Seychelles parliament mum on food prices increase


VICTORIA, Seychelles (eTN) – 
The Seychelles speaker of the National Assembly, Dr. Patrick Herminie, has rejected a request from the opposition party to hold an emergency session to discuss the food prices increase. The request was made when the National Assembly was in recess.

According to opposition party leader Wavel Ramkalawan, his submission was justified because the cost of living had increased dramatically over the past few months, and that the people needed to be informed of governments plan s to mitigate the effects of such hardships.

Mr. Ramkalawan explained that his demand for the Assembly to reconvene in an emergency session should be seen as a call for the opposition, Seychelles National Party, for the government to come up with both short term and long term measures to address the critical increases in food prices and with their effects on the population.

The Seychelles government has recently announced increase in the price of rice, the staple meal for the local population. This is a result of the increase taking place internationally, but for Seychelles it comes just after the government has devalued its currency making the price of rice and other basic food items too expensive for the average family.

The 2008 Budget presented by Finance Minister Danny Faure brought extravagant increases in the price of electricity and water amongst many other necessities needed by regular households. This comes at a time when the population has not seen any substantial increase in their salaries but that saw members of the government and National Assembly members give themselves huge salary increases, bonuses and gratuities. Increase in food prices is causing undue hardship for the average income earners.

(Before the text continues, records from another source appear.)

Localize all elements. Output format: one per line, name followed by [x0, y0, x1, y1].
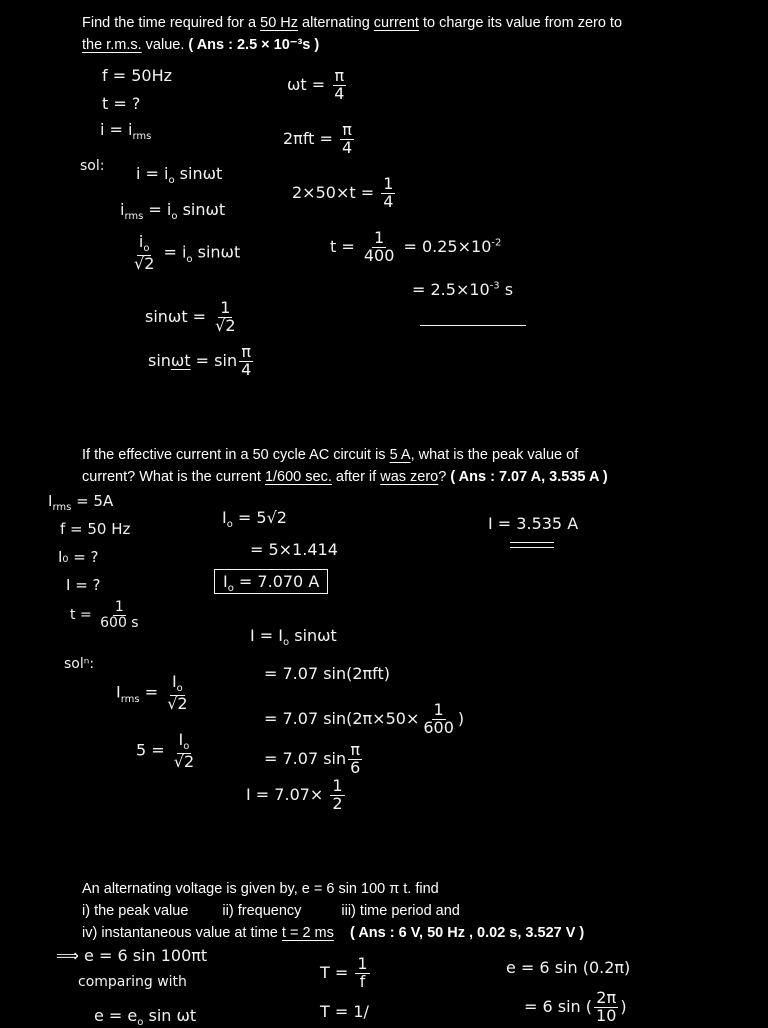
q1-right-line-2: 2πft = $\frac{\pi}{4}$ [283, 120, 353, 157]
q1-sol-line-4: sinωt = $\frac{1}{√2}$ [145, 298, 236, 335]
q2-text: current? What is the current [82, 469, 265, 485]
q2-result-underline-2 [510, 547, 554, 548]
q2-mid-line-6: = 7.07 sin(2π×50× $\frac{1}{600}$ ) [264, 700, 465, 737]
q3-right-line-2: = 6 sin ( $\frac{2\pi}{10}$ ) [524, 988, 627, 1025]
q2-mid-line-4: $I = I_o$ sinωt [250, 626, 337, 649]
q2-sol-line-1: $I_{rms}$ = $\frac{I_o}{√2}$ [116, 672, 188, 713]
q1-sol-label: sol: [80, 158, 105, 174]
q2-mid-line-3: $I_o = 7.070$ A [214, 572, 328, 594]
q2-mid-line-7: = 7.07 sin $\frac{\pi}{6}$ [264, 740, 361, 777]
q1-sol-line-5: sinωt = sin $\frac{\pi}{4}$ [148, 342, 252, 379]
q3-mid-line-2: T = 1/ [320, 1002, 369, 1021]
q3-time: t = 2 ms [281, 925, 334, 941]
q3-left-line-2: comparing with [78, 974, 187, 990]
q1-right-line-4: t = $\frac{1}{400}$ = $0.25\times 10^{-2}$ [330, 228, 502, 265]
question-2 [82, 444, 608, 488]
q2-mid-line-2: = 5×1.414 [250, 540, 338, 559]
q1-text: value. [141, 37, 189, 53]
q1-frequency: 50 Hz [260, 15, 299, 31]
q2-sol-line-2: 5 = $\frac{I_o}{√2}$ [136, 730, 195, 771]
q2-mid-line-1: $I_o = 5√2$ [222, 508, 287, 531]
q1-answer: ( Ans : 2.5 × 10⁻³s ) [188, 37, 320, 53]
q2-text: ? [438, 469, 451, 485]
q1-right-line-1: ωt = $\frac{\pi}{4}$ [287, 66, 345, 103]
q3-part-iv: iv) instantaneous value at time [82, 925, 282, 941]
q1-result-underline [420, 325, 526, 326]
q2-amp: 5 A [389, 447, 411, 463]
q1-text: to charge its value from zero to [418, 15, 623, 31]
q1-current-word: current [373, 15, 419, 31]
q3-part-iii: iii) time period and [341, 903, 460, 919]
q2-mid-line-8: I = 7.07× $\frac{1}{2}$ [246, 776, 343, 813]
q3-right-line-1: e = 6 sin (0.2π) [506, 958, 631, 977]
q2-text: If the effective current in a 50 cycle AC circuit is [82, 447, 390, 463]
q2-given-i: I = ? [66, 576, 101, 594]
q2-answer: ( Ans : 7.07 A, 3.535 A ) [450, 469, 608, 485]
q3-mid-line-1: T = $\frac{1}{f}$ [320, 954, 368, 991]
q3-left-line-1: ⟹ e = 6 sin 100πt [56, 946, 208, 965]
q1-given-f: f = 50Hz [102, 66, 172, 85]
q3-left-line-3: $e = e_o$ sin ωt [94, 1006, 197, 1028]
q2-given-irms: $I_{rms} = 5A$ [48, 492, 114, 513]
q2-result-underline-1 [510, 542, 554, 543]
q2-given-t: t = $\frac{1}{600 s}$ [70, 599, 139, 631]
q3-answer: ( Ans : 6 V, 50 Hz , 0.02 s, 3.527 V ) [350, 925, 585, 941]
q2-text: , what is the peak value of [410, 447, 579, 463]
q1-sol-line-1: $i = i_o$ sinωt [136, 164, 223, 187]
q1-right-line-3: 2×50×t = $\frac{1}{4}$ [292, 174, 394, 211]
q1-right-line-5: = $2.5\times 10^{-3}$ s [412, 280, 514, 299]
q3-part-ii: ii) frequency [222, 903, 302, 919]
q2-sec: 1/600 sec. [264, 469, 332, 485]
q1-text: Find the time required for a [82, 15, 261, 31]
question-3 [82, 878, 584, 944]
q1-text: alternating [298, 15, 374, 31]
q1-sol-line-2: $i_{rms} = i_o$ sinωt [120, 200, 226, 223]
q3-part-i: i) the peak value [82, 903, 189, 919]
q2-given-f: f = 50 Hz [60, 520, 131, 538]
question-1 [82, 12, 622, 56]
q2-sol-label: solⁿ: [64, 656, 95, 672]
q2-zero: was zero [380, 469, 439, 485]
q2-text: after if [331, 469, 381, 485]
q2-mid-line-5: = 7.07 sin(2πft) [264, 664, 391, 683]
q1-sol-line-3: $\frac{i_o}{√2}$ = $i_o$ sinωt [134, 232, 241, 273]
q2-result: I = 3.535 A [488, 514, 579, 533]
q1-rms: the r.m.s. [82, 37, 142, 53]
q1-given-t: t = ? [102, 94, 141, 113]
q3-line-1: An alternating voltage is given by, e = 6 sin 100 π t. find [82, 881, 439, 897]
q2-given-i0: I₀ = ? [58, 548, 99, 566]
q1-given-i: $i = i_{rms}$ [100, 120, 152, 143]
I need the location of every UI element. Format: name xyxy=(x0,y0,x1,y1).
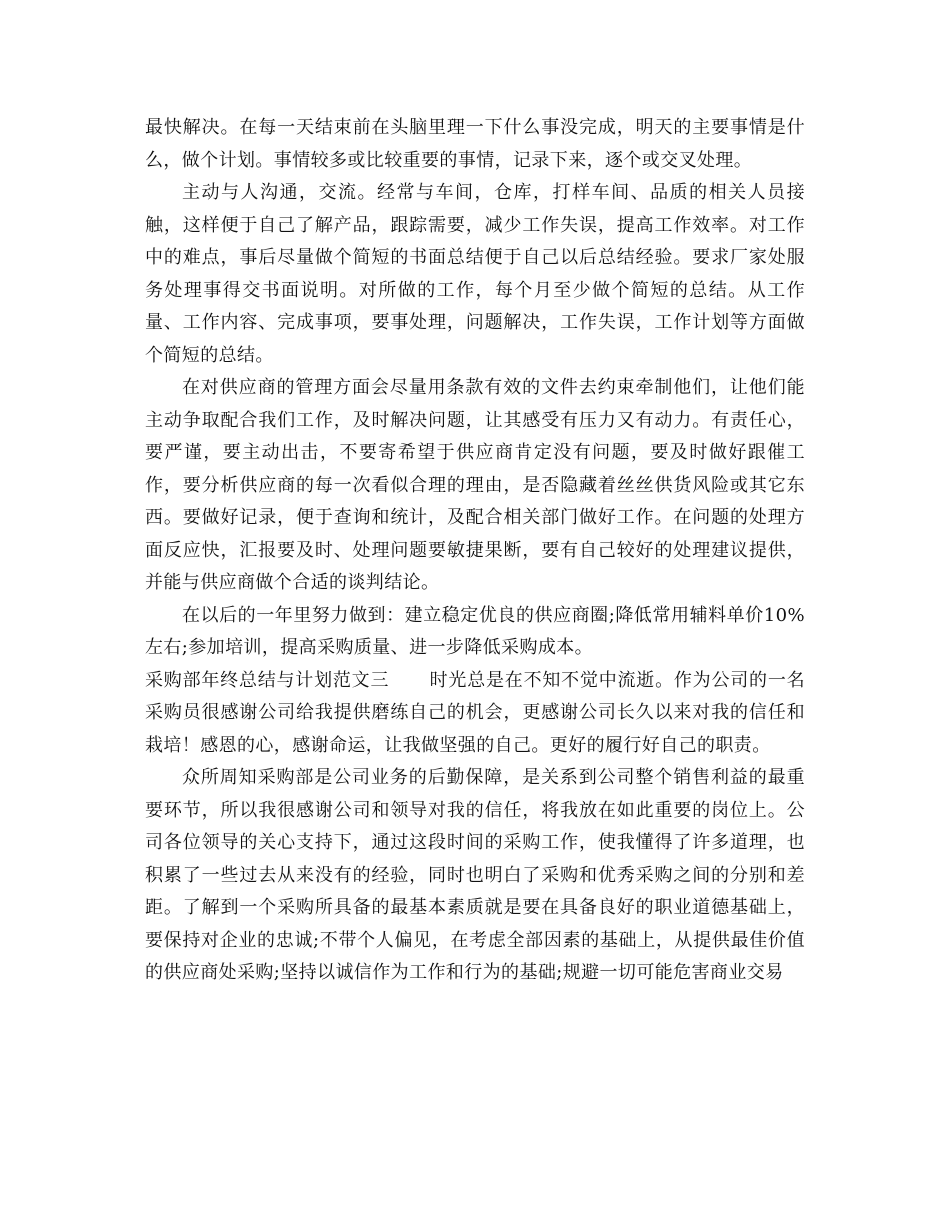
paragraph-2: 主动与人沟通，交流。经常与车间，仓库，打样车间、品质的相关人员接触，这样便于自己了解产品，跟踪需要，减少工作失误，提高工作效率。对工作中的难点，事后尽量做个简短的书面总结便于自己以后总结经验。要求厂家处服务处理事得交书面说明。对所做的工作，每个月至少做个简短的总结。从工作量、工作内容、完成事项，要事处理，问题解决，工作失误，工作计划等方面做个简短的总结。 xyxy=(145,182,805,366)
paragraph-5-text: 时光总是在不知不觉中流逝。作为公司的一名采购员很感谢公司给我提供磨练自己的机会，更感谢公司长久以来对我的信任和栽培！感恩的心，感谢命运，让我做坚强的自己。更好的履行好自己的职责。 xyxy=(145,669,806,756)
paragraph-1: 最快解决。在每一天结束前在头脑里理一下什么事没完成，明天的主要事情是什么，做个计划。事情较多或比较重要的事情，记录下来，逐个或交叉处理。 xyxy=(145,117,805,171)
paragraph-4: 在以后的一年里努力做到：建立稳定优良的供应商圈;降低常用辅料单价10%左右;参加培训，提高采购质量、进一步降低采购成本。 xyxy=(145,604,805,658)
paragraph-6: 众所周知采购部是公司业务的后勤保障，是关系到公司整个销售利益的最重要环节，所以我很感谢公司和领导对我的信任，将我放在如此重要的岗位上。公司各位领导的关心支持下，通过这段时间的采购工作，使我懂得了许多道理，也积累了一些过去从来没有的经验，同时也明白了采购和优秀采购之间的分别和差距。了解到一个采购所具备的最基本素质就是要在具备良好的职业道德基础上，要保持对企业的忠诚;不带个人偏见，在考虑全部因素的基础上，从提供最佳价值的供应商处采购;坚持以诚信作为工作和行为的基础;规避一切可能危害商业交易 xyxy=(145,767,805,983)
paragraph-5 xyxy=(145,665,805,763)
paragraph-3: 在对供应商的管理方面会尽量用条款有效的文件去约束牵制他们，让他们能主动争取配合我们工作，及时解决问题，让其感受有压力又有动力。有责任心，要严谨，要主动出击，不要寄希望于供应商肯定没有问题，要及时做好跟催工作，要分析供应商的每一次看似合理的理由，是否隐藏着丝丝供货风险或其它东西。要做好记录，便于查询和统计，及配合相关部门做好工作。在问题的处理方面反应快，汇报要及时、处理问题要敏捷果断，要有自己较好的处理建议提供，并能与供应商做个合适的谈判结论。 xyxy=(145,377,805,593)
section-heading: 采购部年终总结与计划范文三 xyxy=(145,669,390,691)
document-body xyxy=(145,112,805,990)
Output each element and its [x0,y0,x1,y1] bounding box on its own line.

The Secretary General of the Seychelles Chamber of Commerce and Industry, Mrs. Tirant-Gherardi said in a television interview that the government should consider subsidizing farmers to encourage them to produce more.

The Seychelles government has been taking previously agricultural land and earmarking them for other uses such as the Seychelles University project and new hotel projects.

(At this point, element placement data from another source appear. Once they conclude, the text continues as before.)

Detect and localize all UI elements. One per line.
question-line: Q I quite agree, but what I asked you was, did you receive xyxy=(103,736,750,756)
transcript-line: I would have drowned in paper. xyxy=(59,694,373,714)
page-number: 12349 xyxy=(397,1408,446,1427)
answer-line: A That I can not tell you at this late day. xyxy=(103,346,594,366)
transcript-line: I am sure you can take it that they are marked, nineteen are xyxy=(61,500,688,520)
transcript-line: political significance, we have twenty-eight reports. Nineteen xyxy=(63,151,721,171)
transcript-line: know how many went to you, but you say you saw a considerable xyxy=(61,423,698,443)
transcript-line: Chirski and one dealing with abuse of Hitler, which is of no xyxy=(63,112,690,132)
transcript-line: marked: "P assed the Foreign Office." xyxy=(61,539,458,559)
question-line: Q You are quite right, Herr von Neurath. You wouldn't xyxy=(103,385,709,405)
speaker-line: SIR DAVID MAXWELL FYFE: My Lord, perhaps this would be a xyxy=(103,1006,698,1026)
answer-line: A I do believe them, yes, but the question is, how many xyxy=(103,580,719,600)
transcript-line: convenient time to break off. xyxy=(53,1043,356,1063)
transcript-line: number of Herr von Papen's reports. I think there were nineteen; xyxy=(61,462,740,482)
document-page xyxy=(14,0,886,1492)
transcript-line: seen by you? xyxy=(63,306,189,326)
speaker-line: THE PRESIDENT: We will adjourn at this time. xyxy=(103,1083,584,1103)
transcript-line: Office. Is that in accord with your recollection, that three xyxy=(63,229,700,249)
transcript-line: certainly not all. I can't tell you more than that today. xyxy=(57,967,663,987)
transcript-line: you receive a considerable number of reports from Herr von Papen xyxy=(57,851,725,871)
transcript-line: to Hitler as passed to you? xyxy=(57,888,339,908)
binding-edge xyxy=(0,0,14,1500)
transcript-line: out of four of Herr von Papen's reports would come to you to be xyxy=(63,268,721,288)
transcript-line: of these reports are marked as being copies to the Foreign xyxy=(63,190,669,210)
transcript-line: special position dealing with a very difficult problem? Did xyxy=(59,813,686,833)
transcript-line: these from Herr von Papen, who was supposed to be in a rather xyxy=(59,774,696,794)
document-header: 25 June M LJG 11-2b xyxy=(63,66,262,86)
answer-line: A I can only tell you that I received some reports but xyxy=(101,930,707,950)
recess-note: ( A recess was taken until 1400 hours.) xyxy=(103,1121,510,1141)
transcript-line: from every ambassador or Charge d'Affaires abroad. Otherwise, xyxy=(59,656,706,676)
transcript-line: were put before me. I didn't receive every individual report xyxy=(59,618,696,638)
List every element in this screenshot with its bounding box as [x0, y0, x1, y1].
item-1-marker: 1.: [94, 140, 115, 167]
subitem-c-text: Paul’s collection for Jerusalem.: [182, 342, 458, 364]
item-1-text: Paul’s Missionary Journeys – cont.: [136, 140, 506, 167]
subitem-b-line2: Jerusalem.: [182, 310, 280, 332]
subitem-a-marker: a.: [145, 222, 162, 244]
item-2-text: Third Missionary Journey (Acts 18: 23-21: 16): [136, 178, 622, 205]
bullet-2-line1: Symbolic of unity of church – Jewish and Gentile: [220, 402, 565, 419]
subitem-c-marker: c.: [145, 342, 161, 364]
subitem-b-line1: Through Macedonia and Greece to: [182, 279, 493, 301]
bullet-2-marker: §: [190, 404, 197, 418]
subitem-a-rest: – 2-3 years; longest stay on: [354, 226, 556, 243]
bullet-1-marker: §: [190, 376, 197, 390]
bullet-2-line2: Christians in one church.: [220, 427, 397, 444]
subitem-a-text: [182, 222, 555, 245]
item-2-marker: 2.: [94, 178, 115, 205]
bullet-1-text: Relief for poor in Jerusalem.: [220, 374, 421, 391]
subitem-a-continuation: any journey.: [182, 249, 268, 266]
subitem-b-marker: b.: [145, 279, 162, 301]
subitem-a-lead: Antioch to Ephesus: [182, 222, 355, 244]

Many outer coralline islands also remain virtually idle and farming programs discontinued or placed on back burners, as government consider deals to turn some of them into new tourism resorts.

The poorer members of the population remain more vulnerable to price increases as they remain underpaid compared to the Seychelles cost of living index and to the new salaries of members of the ruling hierarchy.

The speaker of the National Assembly, Dr. Patrick Herminie, has displayed a touch of insensitivity when refusing to call the country’s National Assembly to discuss such an important issue. Taking the decision of postponing the start of the National Assembly by a week to allow different members of the ruling party to undertake a sightseeing tour of China. The visit was described by a Chinese newspaper as a “visit of friendship.”